Your Keto Cheesecake Bar Questions Answered

Over the years, I’ve received countless questions about making these bars. Below, I’ve answered the most common ones to help you achieve perfect results every single time. These answers cover everything from ingredient substitutions to storage tips.

Can I use coconut flour instead of almond flour for the crust?

Coconut flour absorbs much more liquid than almond flour, so it’s not a direct substitute. If you must use it, you’ll need only about 1/3 cup coconut flour plus an extra egg to bind the crust properly. However, the texture will be different from the original recipe.

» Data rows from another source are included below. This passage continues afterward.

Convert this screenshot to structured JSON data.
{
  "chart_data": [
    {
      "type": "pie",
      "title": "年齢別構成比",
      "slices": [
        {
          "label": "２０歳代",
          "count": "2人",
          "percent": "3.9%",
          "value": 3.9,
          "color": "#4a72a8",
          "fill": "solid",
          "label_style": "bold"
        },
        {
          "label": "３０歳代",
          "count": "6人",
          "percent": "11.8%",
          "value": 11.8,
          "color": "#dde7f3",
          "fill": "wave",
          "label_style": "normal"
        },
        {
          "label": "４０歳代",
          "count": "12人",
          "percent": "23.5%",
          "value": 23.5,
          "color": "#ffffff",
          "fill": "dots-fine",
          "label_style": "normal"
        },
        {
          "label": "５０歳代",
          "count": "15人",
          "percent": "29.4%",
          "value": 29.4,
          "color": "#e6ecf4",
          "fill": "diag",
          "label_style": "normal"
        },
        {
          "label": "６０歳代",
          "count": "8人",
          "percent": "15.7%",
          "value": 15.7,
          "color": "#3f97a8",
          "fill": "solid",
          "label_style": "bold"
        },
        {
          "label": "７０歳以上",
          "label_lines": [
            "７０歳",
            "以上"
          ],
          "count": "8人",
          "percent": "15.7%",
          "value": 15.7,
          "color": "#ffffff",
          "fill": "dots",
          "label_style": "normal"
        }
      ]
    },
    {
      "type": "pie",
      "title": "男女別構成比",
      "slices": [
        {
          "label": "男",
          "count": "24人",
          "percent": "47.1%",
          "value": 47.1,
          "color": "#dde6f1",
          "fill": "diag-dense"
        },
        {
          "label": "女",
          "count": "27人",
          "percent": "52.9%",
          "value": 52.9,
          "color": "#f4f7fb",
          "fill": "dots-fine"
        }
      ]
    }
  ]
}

Why are my cheesecake bars cracking on top?

Cracks usually happen from overmixing the batter or baking at too high a temperature. Make sure to mix just until combined after adding eggs, and avoid opening the oven door during baking. Letting the bars cool gradually in the turned-off oven also helps prevent cracking.

Can I make these bars dairy-free?

Yes, you can substitute the cream cheese with dairy-free cream cheese and use coconut cream instead of sour cream. The texture will be slightly different but still delicious. Make sure your dairy-free cream cheese is thick and not too soft for best results.

How do I know when the bars are done baking?

The edges should be set and slightly puffed, while the center should still have a slight jiggle when you gently shake the pan. The bars will continue to set as they cool. Overbaking will result in a dry, crumbly texture instead of creamy bars.

Can I freeze these cheesecake bars?

Absolutely! These bars freeze beautifully for up to 3 months. Wrap individual bars in plastic wrap, then place them in a freezer-safe container. Thaw overnight in the refrigerator before serving. The texture remains creamy and delicious after freezing.

What can I use instead of erythritol?

You can use any powdered keto-friendly sweetener like monk fruit, allulose, or a stevia-erythritol blend. Avoid using granulated sweeteners as they won’t dissolve properly and will create a grainy texture. Adjust the amount to taste since sweeteners vary in sweetness levels.